Chapter 5 then dives in deeper, comparing companies and value-webs with four insect types: Locusts, Caterpillars, Butterflies and Honeybees. Corporate Locusts and Caterpillars are both on the wrong side of the Values Barrier, while Corporate Caterpillars and Butterflies are on the wrong side of the Value Barrier. Corporate Locusts may have pushed through the Value Barrier, creating value for a narrow range of people, but they destroy various forms of capital in the process. Only Corporate Honeybees emerge on the right side of both the Values and Value Barriers.

Chapter 6 then investigates the new breed of ‘Citizen CEOs’, running companies of all four types. They include some business leaders who are seen as runaway successes, and several who are not – but all have something to teach us.


Section III then works through the five stages of the Learning Flywheel. The five chapters here run as follows:

  • Chapter 7 focuses on invasion, the natural process by which an innovation – be it a new technology or a new business model – invades an opportunity space, creating economic, social or environmental impacts in the process.

  • Chapter 8 looks at the process of internalization, by which a company or value-web absorbs some of the costs previously externalized to society or the environment.

  • Chapter 9 focuses on inclusion, the process by which a range of internal and external stakeholders are progressively engaged, their priorities established and their legitimate needs met.

  • Chapter 10 explores the emerging challenge of integration, recalling how companies have handled previous agendas, among them environment, health and safety (EHS), total quality management (TQM), information technology (IT), shareholder value added (SVA) and corporate social responsibility (CSR).

  • Finally, Chapter 11 looks at the prospects for incubation, considering how more sustainable technologies, industries and even entire economies might be incubated in today’s highly unsustainable world.


Like the monarch butterflies of the Americas, the global economy is going to have to make an extraordinary migration. The Chrysalis Economy is simply the first step in the process.

Section IV, particularly Chapter 12, spotlights ways in which Citizen CEOs and other business leaders currently use scenarios to help them think through the sustainability agenda and its implications.
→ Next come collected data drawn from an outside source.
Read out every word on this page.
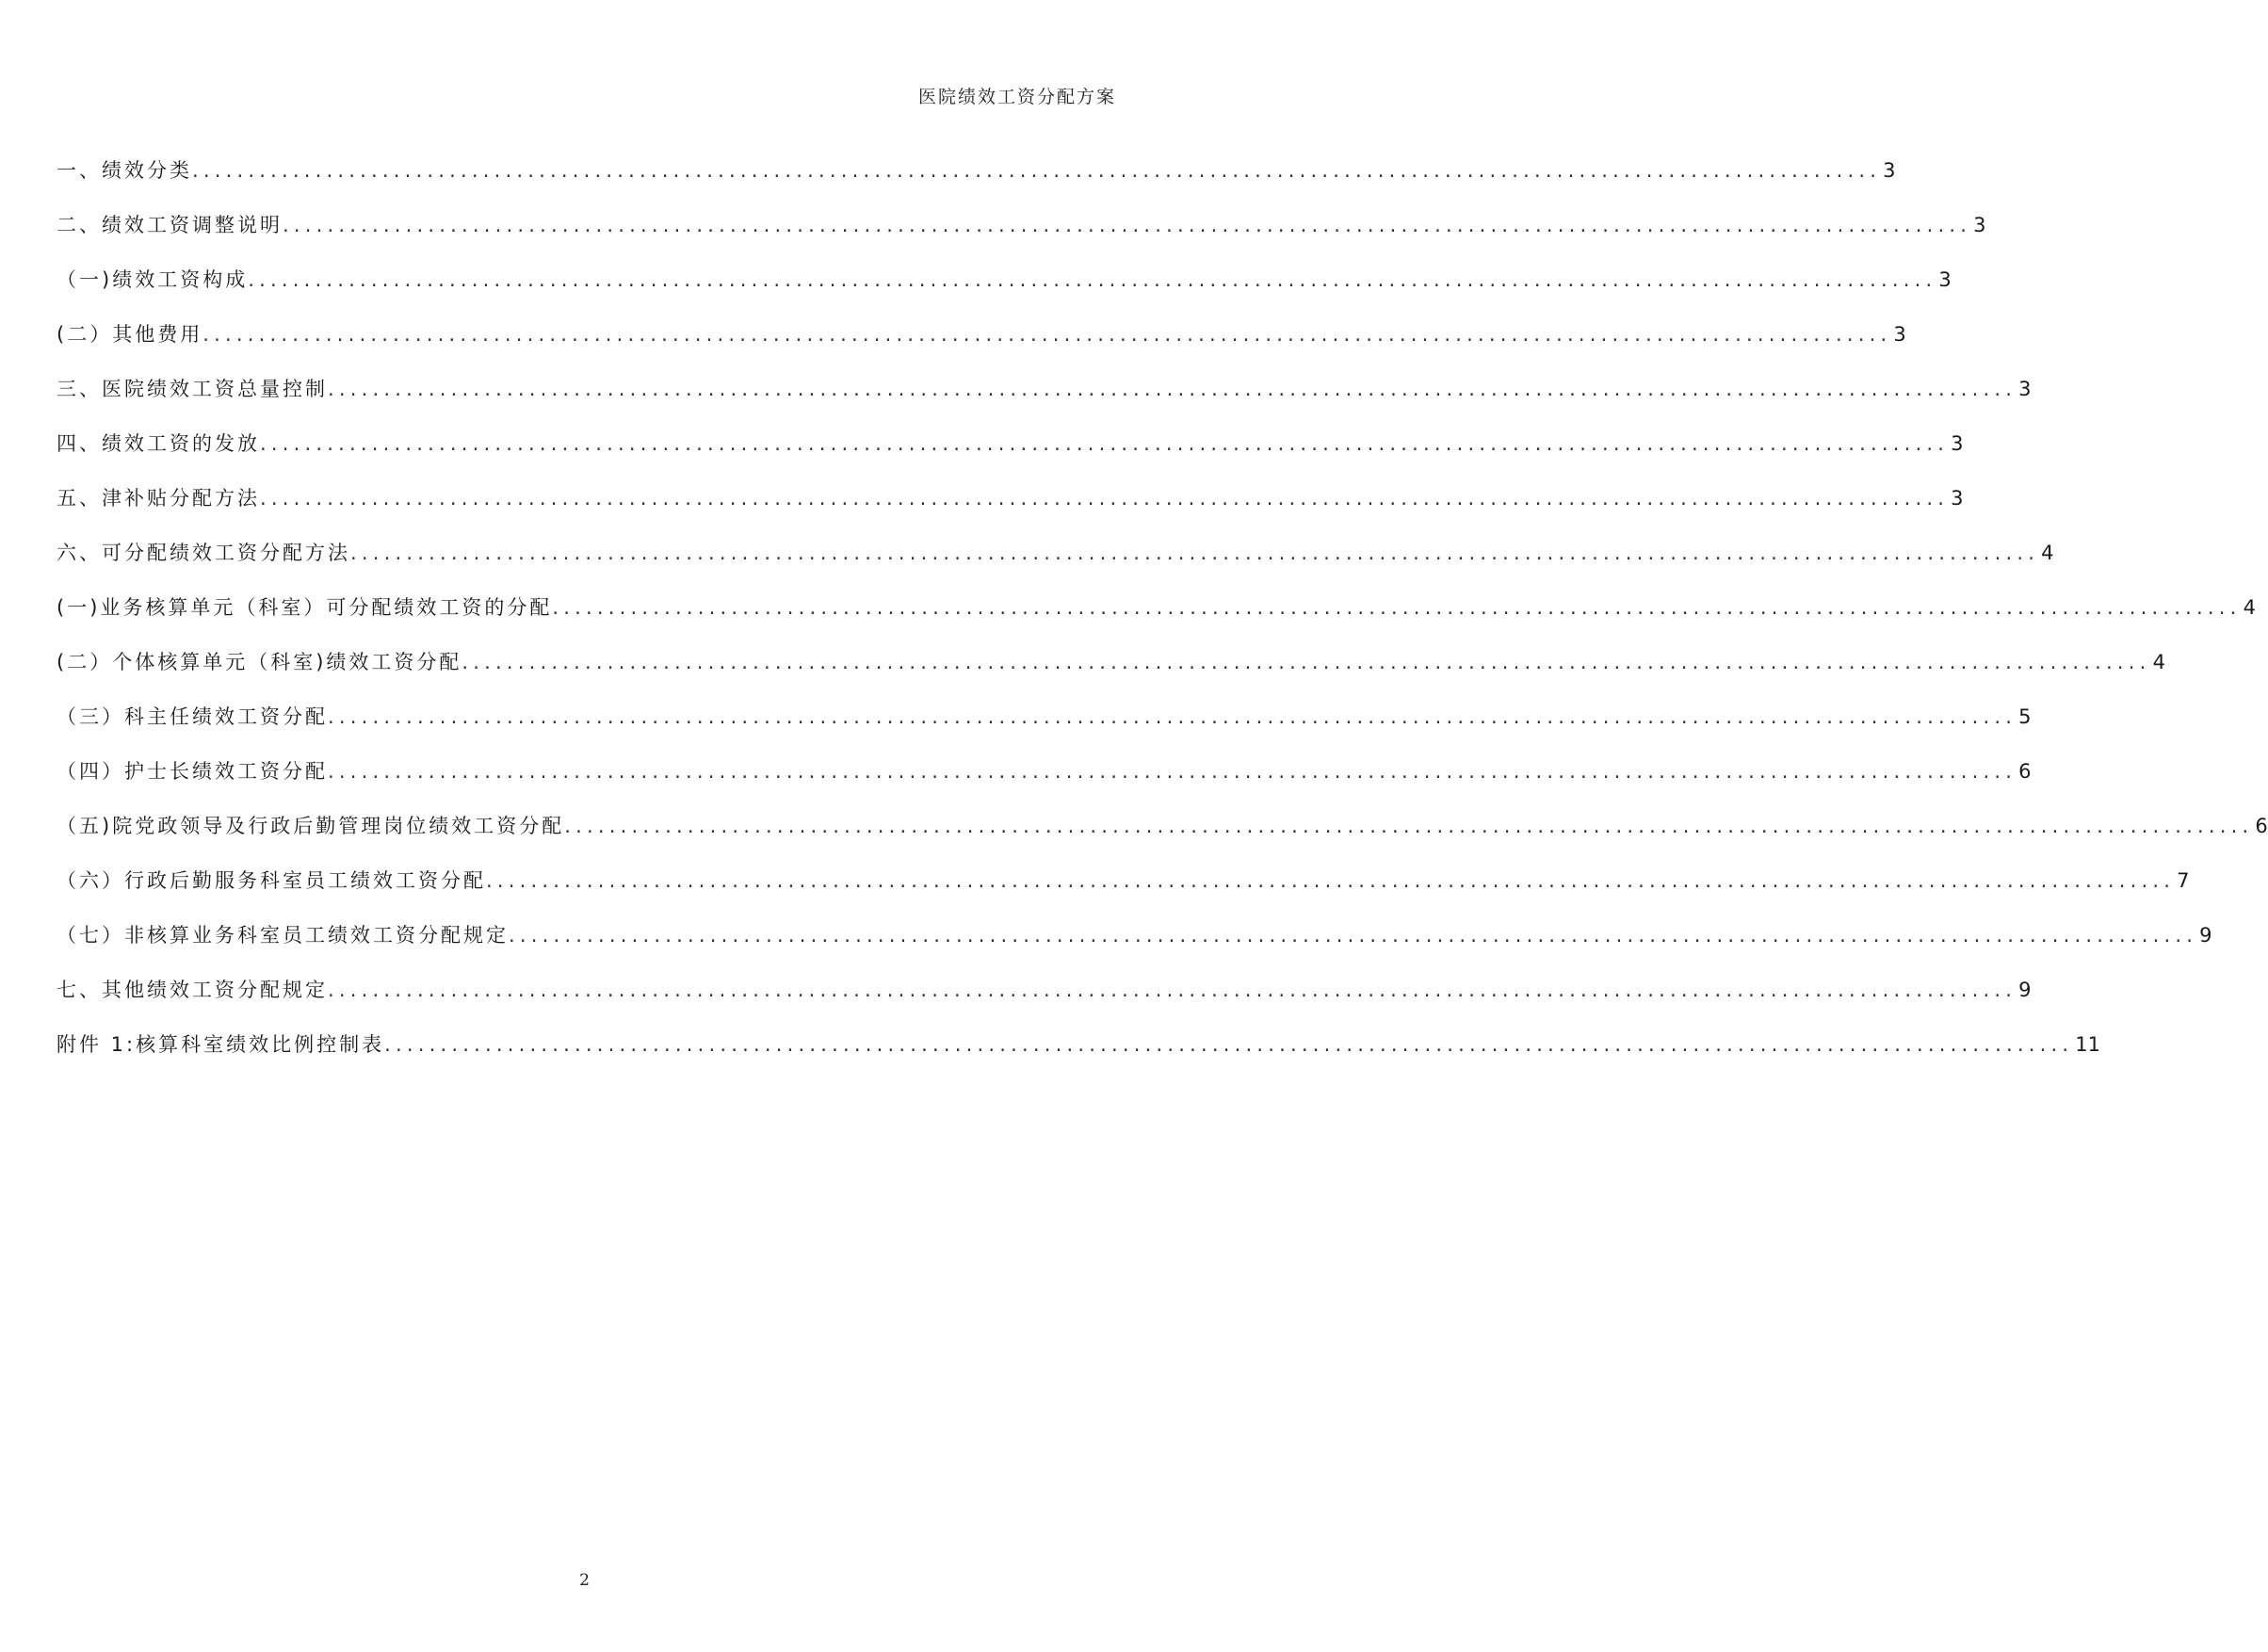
医院绩效工资分配方案
一、绩效分类 ....................................................................................................................................................... 3
二、绩效工资调整说明 ....................................................................................................................................................... 3
（一)绩效工资构成 ....................................................................................................................................................... 3
(二）其他费用 ....................................................................................................................................................... 3
三、医院绩效工资总量控制 ....................................................................................................................................................... 3
四、绩效工资的发放 ....................................................................................................................................................... 3
五、津补贴分配方法 ....................................................................................................................................................... 3
六、可分配绩效工资分配方法 ....................................................................................................................................................... 4
(一)业务核算单元（科室）可分配绩效工资的分配 ....................................................................................................................................................... 4
(二）个体核算单元（科室)绩效工资分配 ....................................................................................................................................................... 4
（三）科主任绩效工资分配 ....................................................................................................................................................... 5
（四）护士长绩效工资分配 ....................................................................................................................................................... 6
（五)院党政领导及行政后勤管理岗位绩效工资分配 ....................................................................................................................................................... 6
（六）行政后勤服务科室员工绩效工资分配 ....................................................................................................................................................... 7
（七）非核算业务科室员工绩效工资分配规定 ....................................................................................................................................................... 9
七、其他绩效工资分配规定 ....................................................................................................................................................... 9
附件 1:核算科室绩效比例控制表 ....................................................................................................................................................... 11
2
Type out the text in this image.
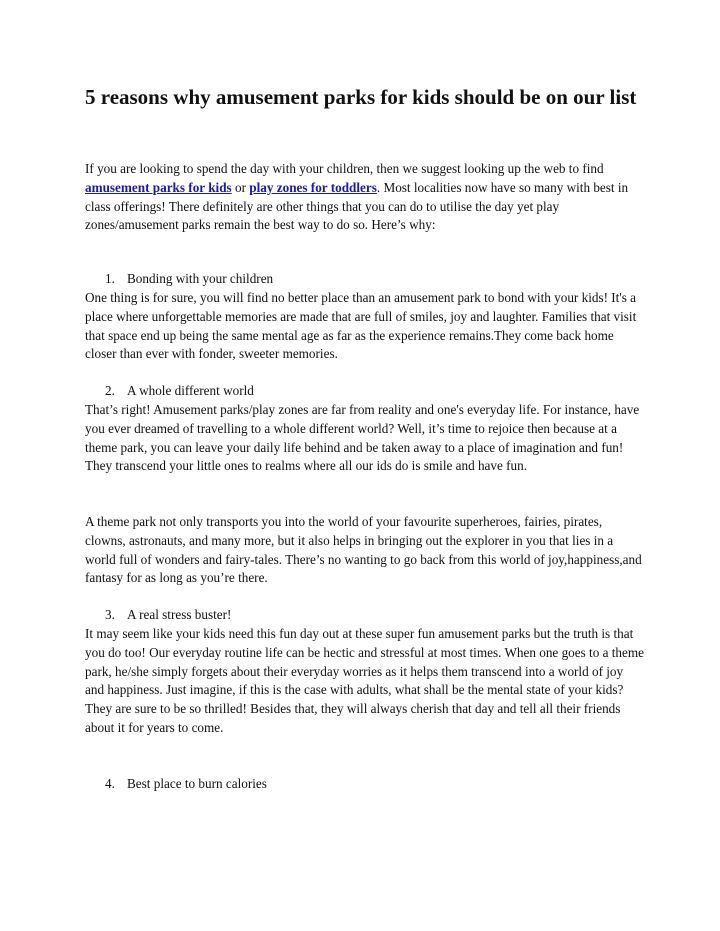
5 reasons why amusement parks for kids should be on our list

If you are looking to spend the day with your children, then we suggest looking up the web to find amusement parks for kids or play zones for toddlers. Most localities now have so many with best in class offerings! There definitely are other things that you can do to utilise the day yet play zones/amusement parks remain the best way to do so. Here’s why:

1. Bonding with your children

One thing is for sure, you will find no better place than an amusement park to bond with your kids! It's a place where unforgettable memories are made that are full of smiles, joy and laughter. Families that visit that space end up being the same mental age as far as the experience remains.They come back home closer than ever with fonder, sweeter memories.

2. A whole different world

That’s right! Amusement parks/play zones are far from reality and one's everyday life. For instance, have you ever dreamed of travelling to a whole different world? Well, it’s time to rejoice then because at a theme park, you can leave your daily life behind and be taken away to a place of imagination and fun! They transcend your little ones to realms where all our ids do is smile and have fun.

A theme park not only transports you into the world of your favourite superheroes, fairies, pirates, clowns, astronauts, and many more, but it also helps in bringing out the explorer in you that lies in a world full of wonders and fairy-tales. There’s no wanting to go back from this world of joy,happiness,and fantasy for as long as you’re there.

3. A real stress buster!

It may seem like your kids need this fun day out at these super fun amusement parks but the truth is that you do too! Our everyday routine life can be hectic and stressful at most times. When one goes to a theme park, he/she simply forgets about their everyday worries as it helps them transcend into a world of joy and happiness. Just imagine, if this is the case with adults, what shall be the mental state of your kids? They are sure to be so thrilled! Besides that, they will always cherish that day and tell all their friends about it for years to come.

4. Best place to burn calories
Chapter 13 looks at the perspectives and priorities of some of those who guide companies through the CSR and SD mazes. And Chapter 14, the Afterword, then raises a difficult question: What happens if the world doesn’t wake up, and the markets for more sustainable technologies, products and services don’t evolve in time?


The Chrysalis Economy trawls through a huge amount of information and experience, but literally only skims the surface. So Section V lists references for the rest of the book, and suggests a small number of useful web-sites.